Am einfachsten ist, wie so oft, die quantitative Auswertung der erreichten Leistung. Dazu nehmen Sie Ihre Strichliste oder Textkopie und zählen für jede der drei Minuten die gelesenen Wörter. Notieren Sie die Werte für jede Minute getrennt.

Wenn ein Wert deutlich kleiner oder größer ist, sehen Sie auf dem Video oder in Ihren Notizen und im Text nach, woran das lag. Gab es besonders schwierige Wörter in diesem Abschnitt, die das Kind verlangsamt haben? Oder kamen viele sehr häufige und kurze Wörter vor, die es ihm ermöglichten, einen gewissen Abschnitt schneller zu lesen? Mit solchen Betrachtungen begeben Sie sich schon ein wenig in die qualitative Auswertung hinein, also nicht nur in das Zählen der Fehler, sondern in die Frage, wie ein Fehler oder ein abweichender Wert zustande kam.

Das Ergebnis Ihrer Zählung kann beispielsweise so aussehen:

  • Minute 1 – 32 Wörter
  • Minute 2 – 25 Wörter (zwei schwierige lange Wörter)
  • Minute 3 – 33 Wörter

Sie zählen nun die Werte zusammen: 32 + 25 + 33 = 90 und teilen die Summe durch 3 (z.B. 90 : 3 = 30). Das Kind hat also im Durchschnitt 30 Wörter pro Minute gelesen. Die Wörter pro Minute werden mit WPM abgekürzt.

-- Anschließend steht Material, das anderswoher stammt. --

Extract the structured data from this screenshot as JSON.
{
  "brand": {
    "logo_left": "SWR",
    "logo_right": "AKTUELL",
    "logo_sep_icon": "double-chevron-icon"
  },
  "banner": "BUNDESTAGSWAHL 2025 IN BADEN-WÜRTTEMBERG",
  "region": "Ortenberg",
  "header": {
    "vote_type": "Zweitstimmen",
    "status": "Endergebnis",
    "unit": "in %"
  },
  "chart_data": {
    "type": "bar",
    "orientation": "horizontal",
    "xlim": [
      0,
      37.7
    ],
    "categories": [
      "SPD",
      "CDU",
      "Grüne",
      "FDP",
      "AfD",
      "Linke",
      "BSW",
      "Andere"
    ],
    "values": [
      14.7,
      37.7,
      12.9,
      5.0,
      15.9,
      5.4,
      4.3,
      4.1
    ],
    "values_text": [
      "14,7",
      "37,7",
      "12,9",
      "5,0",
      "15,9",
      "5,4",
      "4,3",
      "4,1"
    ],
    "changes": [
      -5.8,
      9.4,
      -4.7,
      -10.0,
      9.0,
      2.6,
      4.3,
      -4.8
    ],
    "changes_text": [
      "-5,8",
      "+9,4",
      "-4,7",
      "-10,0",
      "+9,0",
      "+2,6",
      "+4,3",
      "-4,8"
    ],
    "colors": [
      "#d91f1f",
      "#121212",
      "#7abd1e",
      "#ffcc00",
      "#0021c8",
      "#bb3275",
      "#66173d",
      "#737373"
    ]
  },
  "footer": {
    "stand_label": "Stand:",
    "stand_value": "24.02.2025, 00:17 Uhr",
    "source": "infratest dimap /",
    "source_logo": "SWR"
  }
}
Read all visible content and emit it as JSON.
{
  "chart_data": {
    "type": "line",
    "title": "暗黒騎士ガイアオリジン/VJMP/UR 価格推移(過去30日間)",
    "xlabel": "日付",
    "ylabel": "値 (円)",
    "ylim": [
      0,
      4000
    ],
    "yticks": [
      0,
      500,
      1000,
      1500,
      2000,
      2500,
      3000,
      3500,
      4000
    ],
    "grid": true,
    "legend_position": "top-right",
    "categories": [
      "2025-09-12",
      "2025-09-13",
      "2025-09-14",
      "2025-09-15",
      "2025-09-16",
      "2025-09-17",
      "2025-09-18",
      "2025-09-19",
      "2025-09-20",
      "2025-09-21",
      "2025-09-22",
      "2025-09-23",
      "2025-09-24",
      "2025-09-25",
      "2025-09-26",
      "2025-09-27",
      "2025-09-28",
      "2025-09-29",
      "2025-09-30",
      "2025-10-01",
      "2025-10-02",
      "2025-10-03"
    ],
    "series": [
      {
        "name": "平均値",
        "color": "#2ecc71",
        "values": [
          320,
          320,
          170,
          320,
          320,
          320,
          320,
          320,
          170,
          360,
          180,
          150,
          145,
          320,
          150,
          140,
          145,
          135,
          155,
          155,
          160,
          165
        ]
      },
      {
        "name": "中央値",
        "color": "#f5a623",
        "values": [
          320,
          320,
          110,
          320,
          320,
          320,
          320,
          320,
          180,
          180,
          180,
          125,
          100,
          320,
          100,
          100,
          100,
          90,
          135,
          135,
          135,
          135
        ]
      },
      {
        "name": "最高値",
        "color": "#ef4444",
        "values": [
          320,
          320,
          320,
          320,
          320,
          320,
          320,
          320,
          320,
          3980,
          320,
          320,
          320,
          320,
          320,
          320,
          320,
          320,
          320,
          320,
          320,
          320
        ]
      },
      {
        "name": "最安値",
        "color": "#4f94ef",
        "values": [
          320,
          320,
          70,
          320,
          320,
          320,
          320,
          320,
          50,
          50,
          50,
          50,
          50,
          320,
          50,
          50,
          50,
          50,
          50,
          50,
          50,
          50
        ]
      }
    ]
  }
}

Haben Sie sorgfältig zwischen falsch und richtig gelesenen Wörtern unterschieden? Dann können Sie an dieser Stelle zwei Werte bilden, einmal für alle gelesenen Wörter und einmal nur für die richtig gelesenen Wörter. Das letztere sind dann die RWPM, die richtigen Wörter pro Minute. Wenn die Diskrepanz sehr groß ist, weist das darauf hin, dass das Kind aus irgendeinem Grund ungenau liest. Das kann dem Fehlerprofil 2 wie im ILea Handbuch zuzuordnen sein, kann an Schwierigkeiten mit bestimmten Buchstaben liegen oder an subjektiv empfundenem Druck oder…. damit befassen wir uns ein anderes Mal.

Und wie machen Sie das beim leisen Lesen? Im Prinzip ähnlich. Eine Kopie oder eine Strichliste brauchen Sie hier nicht. Sie müssen nur aufpassen, ob das Kind wirklich liest, während die Zeit läuft. Wenn Sie viel Übung haben, können Sie versuchen, die Blickbewegungen des Kindes zu filmen und auch zu beobachten, ob es die Lippen mitbewegt. Beides ist als Hinweis auf ungute Lesegewohnheiten interessant (siehe Artikel hierzu).

Ansonsten gehen Sie folgendermaßen vor: Das Kind erhält einen Text und wieder die Ansage, ihn möglichst schnell zu lesen. Es soll auf den Inhalt gut acht geben, da Sie es hinterher danach fragen werden. Markieren Sie die Start-Stelle im Text. Sagen Sie dem Kind, dass es bei „Los!“ an der Markierung beginnen soll. Wenn Sie „Stop!“ sagen, soll es den Finger auf das Wort legen, bei dem es gerade ist.
Auf „Los!“ starten Sie wieder die Stoppuhr und das Kind beginnt zu lesen. Nach drei Minuten sagen Sie „Stop!“ und markieren mit Bleistift das Wort, auf welches das Kind zeigt.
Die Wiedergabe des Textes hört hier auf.